Changes in DNA and RNA during URA3 activation. Nucleic acids were harvested from strain THC82 containing pSH63 (lanes 4–7) at timed intervals following the addition of galactose, according to the procedures prescribed in Materials and Methods. (A) Rearrangement of the URA3 gene. Samples were cut with NdeI prior to electrophoresis. Blot was hybridized with a randomly-primed probe corresponding to the ACT1 intron. Band intensities were measured by phosphorimaging. The percentage of recombination (% recombined) was measured by the disappearance of the ura3::intron/kanMX band, which was normalized for loading and reported relative to the value in lane 4. (B) Changes in mature URA3 mRNA levels.

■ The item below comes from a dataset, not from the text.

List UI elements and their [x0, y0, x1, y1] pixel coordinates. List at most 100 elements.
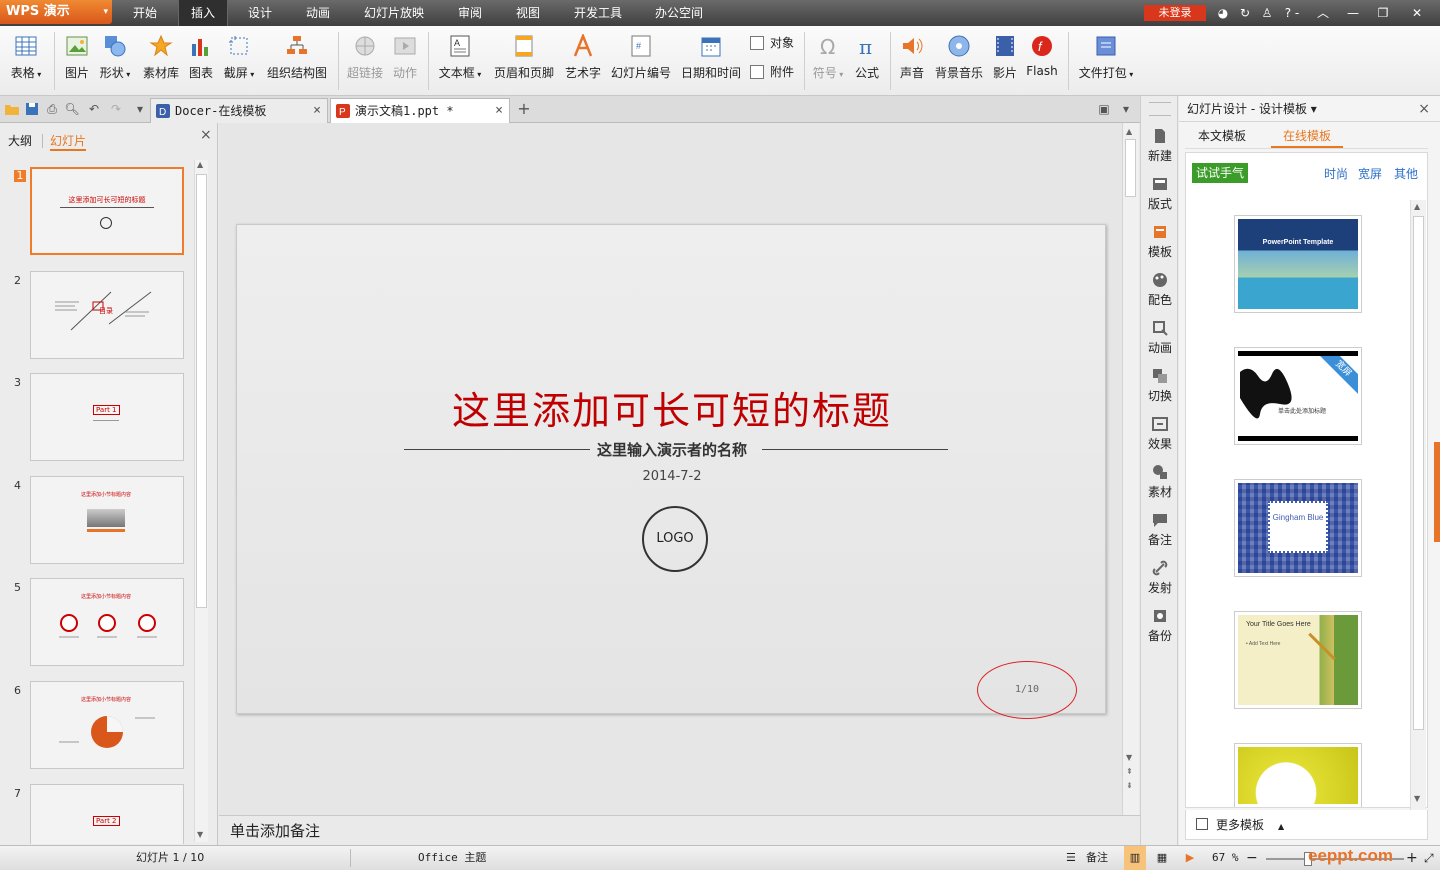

Blot was hybridized sequentially with probes to the 5′-UTR of URA3 and the ACT1 ORF. Values were normalized for loading and reported relative to that for the native URA3 gene in lane 1. The plasmid-free strains used as controls in lanes 1–3 were PJ1 URA3, THC82 ura3::intron/kanMX and THC83 URA3::intron, respectively.

Figure 4

Inducing DNA rearrangements with a Cre-EBD fusion protein. Strain THC82 ura3::intron/kanMX containing pSH62-EBD (lanes 3–7) was induced with galactose, as described previously. In lane 5, galactose and estradiol (C_f = 1 µM) were added simultaneously for a 2 h interval. In lane 7, galactose was added 1 h prior to the addition of estradiol. Strains THC82 ura3::intron/kanMX and THC83 URA3::intron serve as controls in lanes 1 and 2, respectively.

Figure 5

Patch mating assay for restoration of SIR3 function. Recombination was induced in strain CRC9 sir3::intron/kanMX containing pSH47. Individual colonies from the induction protocol were patch-mated with W303-1B overnight and replica-plated to SC-trp,-lys (Materials and Methods). Left panel, no galactose control. The infrequent instances of mating (2/42 isolates mated and formed patches) probably arose from low-level basal expression of the recombinase. Right panel, exposure to galactose for 2 h (40/42 isolates mated and formed patches). The percentage of mating competent cells was dependent on the length of time in galactose, indicating that restoration of SIR3 expression occurred during (and not after) the galactose induction interval (data not shown).